Windows Mobile, Symbian, Blackberry OS, QNX, Maemo, Meego, and now webOS are joining the mobile OS graveyard. iPhone got the fight started, but Android was ultimately the mobile OS to bring all the other OS to their knees. But how did Android actually do it? Let's take them all one by one and see.
Windows Mobile was mostly popular in USA, but it had a pretty good share of the market in other parts of the world as well. Windows Mobile was Microsoft's Android. They built it, thinking that just like its PC counter-part, it will end up dominating the mobile world. That didn't happen because Windows Mobile has always been clunky and in need of high processing resources that only expensive PDA's and high-end smartphones had. Therefore, in most of the world, it was Symbian that was on the majority of smartphones.
But Microsoft didn't get to worry about Symbian for too long, because the iPhone arrived, and soon after that Android appeared, which threatened its business model of being the OS other manufacturers would use. Unlike Windows Mobile which looked ancient and offered little competition to iPhone, Android was much more compelling to manufacturers, especially since it was free and open source, and they could do pretty much whatever they wanted with it. It was the manufacturer's dream come true, and it promised to help them fight off the iPhone invasion, which it did. By the time Microsoft came up with a more competitive alternative (WP7), Android was already all over the place and all phone manufacturers were heavily invested in Android.

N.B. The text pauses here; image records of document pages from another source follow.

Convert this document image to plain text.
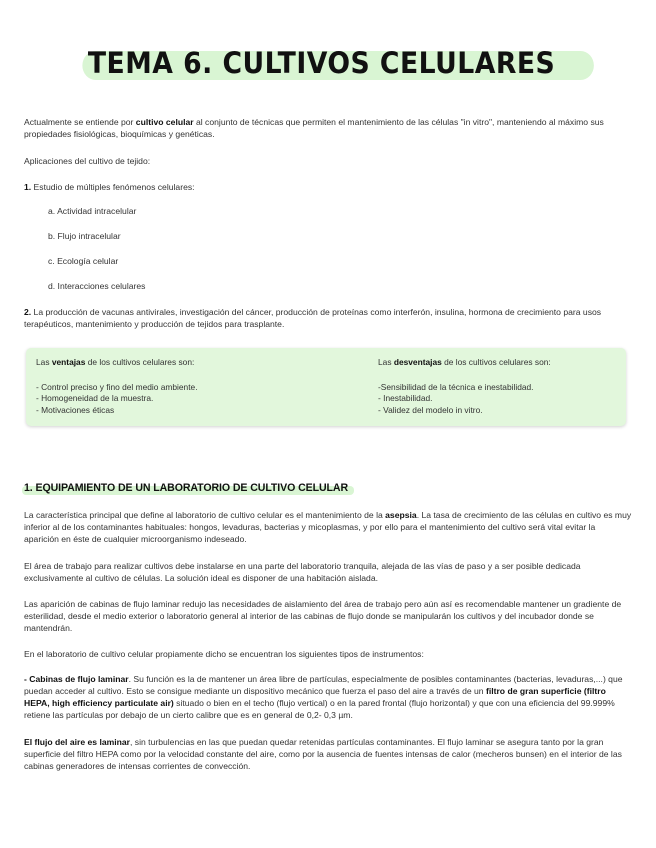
TEMA 6. CULTIVOS CELULARES

Actualmente se entiende por cultivo celular al conjunto de técnicas que permiten el mantenimiento de las células "in vitro", manteniendo al máximo sus propiedades fisiológicas, bioquímicas y genéticas.

Aplicaciones del cultivo de tejido:

1. Estudio de múltiples fenómenos celulares:

a. Actividad intracelular
b. Flujo intracelular
c. Ecología celular
d. Interacciones celulares

2. La producción de vacunas antivirales, investigación del cáncer, producción de proteínas como interferón, insulina, hormona de crecimiento para usos terapéuticos, mantenimiento y producción de tejidos para trasplante.

Las ventajas de los cultivos celulares son:
- Control preciso y fino del medio ambiente.
- Homogeneidad de la muestra.
- Motivaciones éticas
Las desventajas de los cultivos celulares son:
-Sensibilidad de la técnica e inestabilidad.
- Inestabilidad.
- Validez del modelo in vitro.
1. EQUIPAMIENTO DE UN LABORATORIO DE CULTIVO CELULAR

La característica principal que define al laboratorio de cultivo celular es el mantenimiento de la asepsia. La tasa de crecimiento de las células en cultivo es muy inferior al de los contaminantes habituales: hongos, levaduras, bacterias y micoplasmas, y por ello para el mantenimiento del cultivo será vital evitar la aparición en éste de cualquier microorganismo indeseado.

El área de trabajo para realizar cultivos debe instalarse en una parte del laboratorio tranquila, alejada de las vías de paso y a ser posible dedicada exclusivamente al cultivo de células. La solución ideal es disponer de una habitación aislada.

Las aparición de cabinas de flujo laminar redujo las necesidades de aislamiento del área de trabajo pero aún así es recomendable mantener un gradiente de esterilidad, desde el medio exterior o laboratorio general al interior de las cabinas de flujo donde se manipularán los cultivos y del incubador donde se mantendrán.

En el laboratorio de cultivo celular propiamente dicho se encuentran los siguientes tipos de instrumentos:

- Cabinas de flujo laminar. Su función es la de mantener un área libre de partículas, especialmente de posibles contaminantes (bacterias, levaduras,...) que puedan acceder al cultivo. Esto se consigue mediante un dispositivo mecánico que fuerza el paso del aire a través de un filtro de gran superficie (filtro HEPA, high efficiency particulate air) situado o bien en el techo (flujo vertical) o en la pared frontal (flujo horizontal) y que con una eficiencia del 99.999% retiene las partículas por debajo de un cierto calibre que es en general de 0,2- 0,3 µm.

El flujo del aire es laminar, sin turbulencias en las que puedan quedar retenidas partículas contaminantes. El flujo laminar se asegura tanto por la gran superficie del filtro HEPA como por la velocidad constante del aire, como por la ausencia de fuentes intensas de calor (mecheros bunsen) en el interior de las cabinas generadores de intensas corrientes de convección.
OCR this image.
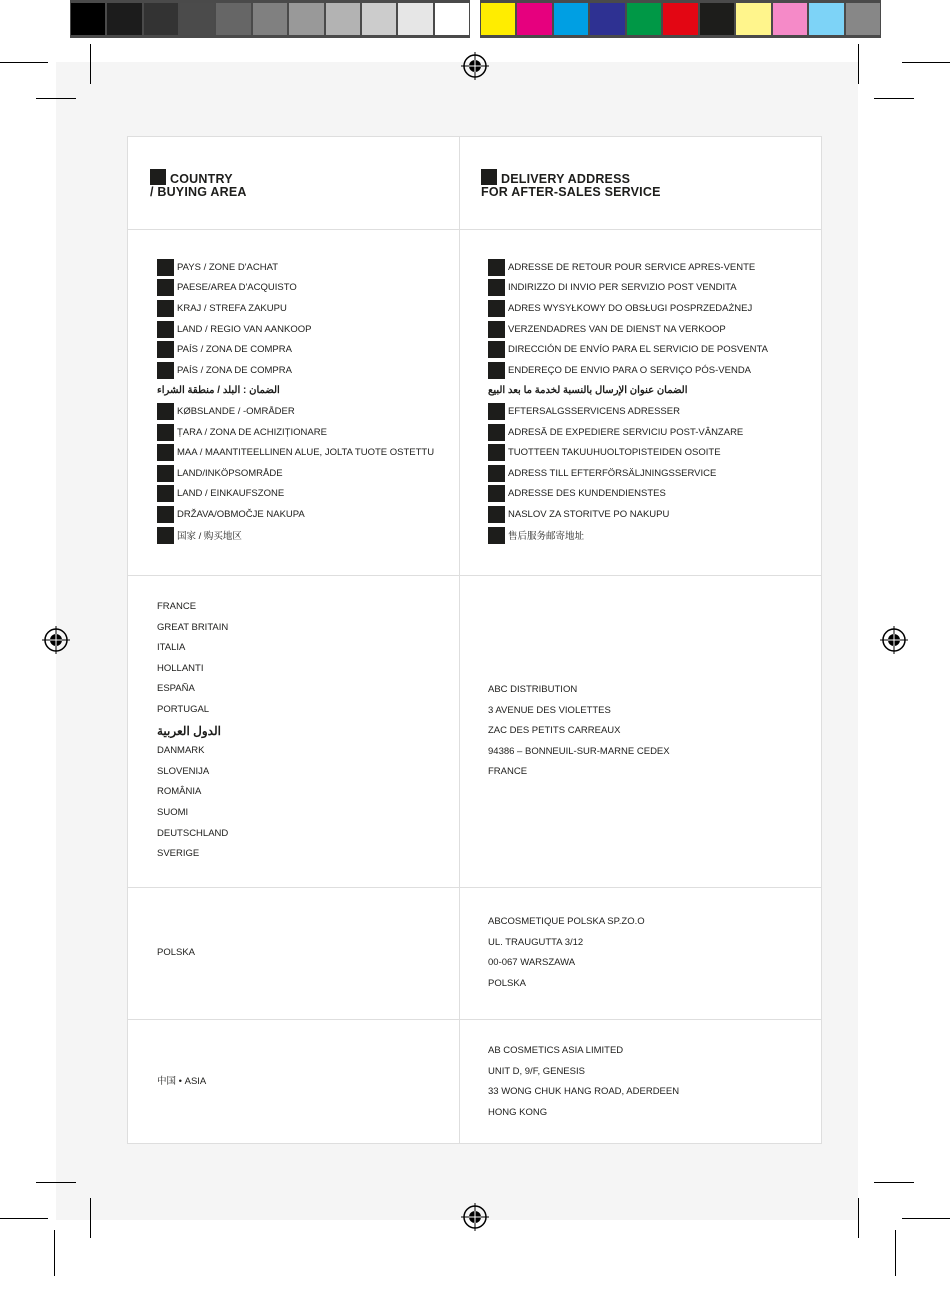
COUNTRY
/ BUYING AREA
DELIVERY ADDRESS
FOR AFTER-SALES SERVICE
PAYS / ZONE D'ACHAT
PAESE/AREA D'ACQUISTO
KRAJ / STREFA ZAKUPU
LAND / REGIO VAN AANKOOP
PAÍS / ZONA DE COMPRA
PAÍS / ZONA DE COMPRA
الضمان : البلد / منطقة الشراء
KØBSLANDE / -OMRÅDER
ȚARA / ZONA DE ACHIZIȚIONARE
MAA / MAANTITEELLINEN ALUE, JOLTA TUOTE OSTETTU
LAND/INKÖPSOMRÅDE
LAND / EINKAUFSZONE
DRŽAVA/OBMOČJE NAKUPA
国家 / 购买地区
ADRESSE DE RETOUR POUR SERVICE APRES-VENTE
INDIRIZZO DI INVIO PER SERVIZIO POST VENDITA
ADRES WYSYŁKOWY DO OBSŁUGI POSPRZEDAŻNEJ
VERZENDADRES VAN DE DIENST NA VERKOOP
DIRECCIÓN DE ENVÍO PARA EL SERVICIO DE POSVENTA
ENDEREÇO DE ENVIO PARA O SERVIÇO PÓS-VENDA
الضمان عنوان الإرسال بالنسبة لخدمة ما بعد البيع
EFTERSALGSSERVICENS ADRESSER
ADRESĂ DE EXPEDIERE SERVICIU POST-VÂNZARE
TUOTTEEN TAKUUHUOLTOPISTEIDEN OSOITE
ADRESS TILL EFTERFÖRSÄLJNINGSSERVICE
ADRESSE DES KUNDENDIENSTES
NASLOV ZA STORITVE PO NAKUPU
售后服务邮寄地址
FRANCE
GREAT BRITAIN
ITALIA
HOLLANTI
ESPAÑA
PORTUGAL
الدول العربية
DANMARK
SLOVENIJA
ROMÂNIA
SUOMI
DEUTSCHLAND
SVERIGE
ABC DISTRIBUTION
3 AVENUE DES VIOLETTES
ZAC DES PETITS CARREAUX
94386 – BONNEUIL-SUR-MARNE CEDEX
FRANCE
POLSKA
ABCOSMETIQUE POLSKA SP.ZO.O
UL. TRAUGUTTA 3/12
00-067 WARSZAWA
POLSKA
中国 • ASIA
AB COSMETICS ASIA LIMITED
UNIT D, 9/F, GENESIS
33 WONG CHUK HANG ROAD, ADERDEEN
HONG KONG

Just a few short years ago, Symbian had close to 70% market share in smartphones, globally. It's hard to believe that now when they have only 16% left, and it's dropping very fast from month to month. It's already threatening Nokia to lose not only its smartphone king position, but it's phone king position as well. They've actually already lost the smartphone crown to Apple this quarter, but I believe Samsung will quickly become the king in both smartphones and overall phone sales very soon. As Android goes into cheaper models, the volume of Android phones will rise even faster, and Samsung is in a very good position to take advantage of that, and dominate Nokia's developing nations with its inexpensive Android phones.
How did Symbian get in this position so quickly? Like Windows Mobile, Symbian is from a different world, a world where "smartphones" weren't half as useful as today's Android smartphones. These smartphones were still mostly used as phones, not as Internet devices. The browsing experience was much worse, and processing power was lacking, which made productivity tools too slow and not worth using most of the time.
The OS itself didn't look modern enough, and by the time they decided to make it more polished, it was too late. The momentum was already going to both Android and iPhone ecosystems. Even after they tried making it look more modern, it was still the same old OS underneath, an OS that wasn't made to be used in today's world of touchscreen smartphones. Therefore, all the other manufacturers except Nokia started dropping Symbian in favor of Android, and within 2 years Android was already outselling all new Symbian devices, something that wasn't even predicted to happen until 2014. By the time Nokia took Android seriously, it was already too late for Symbian.